Since we've heard these declarations of health from Howard before that ultimately turned out false, what makes this situation different from the past several seasons? Howard believes it's a different (and ultimately minor) issue altogether, telling ESPN's Calvin Watkins:

"I had surgery on the left side of my back, but that was almost three years ago. There is tightness in my right lower back. Anybody that knows about sports and playing a lot of basketball, you use your hips and legs a lot, and unfortunately for me, I use mine more than most people.

"Just my hips and everything got tight from doing a lot of work and working out all summer, and it's different than training camp work. So my body just reacted to it. It's not anything structurally wrong with my back."

Howard vows that he'll be ready for the start of the regular season (technically game two after serving a one-game suspension) and expects to have a healthy run this season, but yet another in a seemingly unending string of injuries since that fated 2012 back surgery forces the skeptics in us.

There has already been talk of resting Howard on certain back-to-back games and also the recognition that second-year man Clint Capela would be expected to contribute more minutes in spelling Howard this season.

But these constant injuries also may have an effect beyond this year, as Howard is eligible for free agency at the conclusion of this season.
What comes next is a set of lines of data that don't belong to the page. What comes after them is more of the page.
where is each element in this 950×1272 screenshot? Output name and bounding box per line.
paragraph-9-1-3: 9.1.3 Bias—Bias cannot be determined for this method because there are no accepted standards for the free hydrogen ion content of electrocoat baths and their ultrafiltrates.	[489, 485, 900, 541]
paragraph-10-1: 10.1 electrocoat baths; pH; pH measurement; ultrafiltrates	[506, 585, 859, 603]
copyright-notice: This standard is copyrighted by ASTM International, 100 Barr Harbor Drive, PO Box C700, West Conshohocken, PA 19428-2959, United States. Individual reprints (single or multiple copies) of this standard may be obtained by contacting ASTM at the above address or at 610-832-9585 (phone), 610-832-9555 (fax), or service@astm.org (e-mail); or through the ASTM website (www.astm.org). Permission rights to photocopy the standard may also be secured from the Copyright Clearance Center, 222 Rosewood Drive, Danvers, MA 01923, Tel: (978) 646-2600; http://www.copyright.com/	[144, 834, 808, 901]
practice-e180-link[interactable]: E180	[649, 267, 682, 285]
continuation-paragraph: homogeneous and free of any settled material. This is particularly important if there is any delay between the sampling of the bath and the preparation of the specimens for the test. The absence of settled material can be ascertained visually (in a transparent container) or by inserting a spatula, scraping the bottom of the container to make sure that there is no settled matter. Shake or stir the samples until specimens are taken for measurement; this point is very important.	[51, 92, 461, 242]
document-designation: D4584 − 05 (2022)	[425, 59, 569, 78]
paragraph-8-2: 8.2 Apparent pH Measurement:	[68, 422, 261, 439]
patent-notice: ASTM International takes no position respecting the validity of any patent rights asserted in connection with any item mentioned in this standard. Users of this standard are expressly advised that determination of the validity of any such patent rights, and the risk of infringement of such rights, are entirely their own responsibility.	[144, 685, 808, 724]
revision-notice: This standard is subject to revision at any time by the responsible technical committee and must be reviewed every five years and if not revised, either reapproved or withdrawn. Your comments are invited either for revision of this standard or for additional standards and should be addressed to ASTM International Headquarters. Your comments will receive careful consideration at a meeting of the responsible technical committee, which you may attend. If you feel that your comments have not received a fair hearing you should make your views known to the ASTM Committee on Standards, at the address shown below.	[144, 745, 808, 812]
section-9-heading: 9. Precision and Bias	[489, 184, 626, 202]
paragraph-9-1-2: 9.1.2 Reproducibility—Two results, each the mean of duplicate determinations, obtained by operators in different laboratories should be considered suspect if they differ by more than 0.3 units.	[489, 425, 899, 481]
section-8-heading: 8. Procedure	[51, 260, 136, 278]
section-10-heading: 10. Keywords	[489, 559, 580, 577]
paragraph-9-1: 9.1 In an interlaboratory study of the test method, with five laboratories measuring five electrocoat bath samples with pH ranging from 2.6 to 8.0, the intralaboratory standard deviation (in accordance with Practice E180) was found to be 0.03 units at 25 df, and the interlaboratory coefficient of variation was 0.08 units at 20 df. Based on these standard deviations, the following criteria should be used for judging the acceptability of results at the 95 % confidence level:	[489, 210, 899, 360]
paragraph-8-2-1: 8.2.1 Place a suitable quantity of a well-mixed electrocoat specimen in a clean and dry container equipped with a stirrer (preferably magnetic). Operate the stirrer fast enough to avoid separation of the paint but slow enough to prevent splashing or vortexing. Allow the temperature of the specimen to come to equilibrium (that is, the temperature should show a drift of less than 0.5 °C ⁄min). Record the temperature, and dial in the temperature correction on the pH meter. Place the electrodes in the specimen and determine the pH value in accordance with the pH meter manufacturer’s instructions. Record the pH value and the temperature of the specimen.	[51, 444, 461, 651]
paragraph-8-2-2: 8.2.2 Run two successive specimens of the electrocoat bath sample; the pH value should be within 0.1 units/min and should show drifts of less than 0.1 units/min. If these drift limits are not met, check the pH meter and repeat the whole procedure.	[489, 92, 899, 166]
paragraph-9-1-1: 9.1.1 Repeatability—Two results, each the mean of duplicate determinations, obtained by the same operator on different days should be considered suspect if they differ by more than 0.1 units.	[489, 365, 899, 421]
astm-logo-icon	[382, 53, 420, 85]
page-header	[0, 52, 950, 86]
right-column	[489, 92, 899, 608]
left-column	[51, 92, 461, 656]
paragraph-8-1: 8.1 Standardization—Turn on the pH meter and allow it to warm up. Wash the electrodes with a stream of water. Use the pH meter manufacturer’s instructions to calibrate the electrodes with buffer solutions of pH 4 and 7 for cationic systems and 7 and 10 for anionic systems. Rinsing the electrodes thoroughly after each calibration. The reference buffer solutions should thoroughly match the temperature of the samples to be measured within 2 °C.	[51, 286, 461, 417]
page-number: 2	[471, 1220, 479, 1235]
He does hold a player option for $23.2 million, but should the Rockets fall short of a title once again, the coming cap increase and untold free agency riches to follow may be too much for Howard to pass up.

Surely some team (Knicks, anyone?) will be willing to offer Howard a massive deal, and the Rockets may not even want him to return if he can't get back on the court with regularity. $23 million is a lot of cheddar for a player on a minutes limit that also sits a game during back-to-backs.

With the amount of studs set to hit the open market (Kevin Durant, Lebron James, Andre Drummond, Pau Gasol, Al Horford, Al Jefferson, DeMar DeRozan, Hassan Whiteside are just a few of the names that could be available in the offseason), that $23 mill along with the pending cap increase would go a long way to attracting healthier talent.

Ultimately, the decision is Howard's, not the team's, but don't expect him back if the team doesn't want him, and don't expect them to want him if he just can't stay healthy.

There's a lot more riding on this season for Howard than just the final result for the Rockets. The very direction of the back half of his career is at stake, and his health will play the deciding role in both.

A good start is being true to his word and ready, fully healthy and manning the paint Superman-style in Game 2.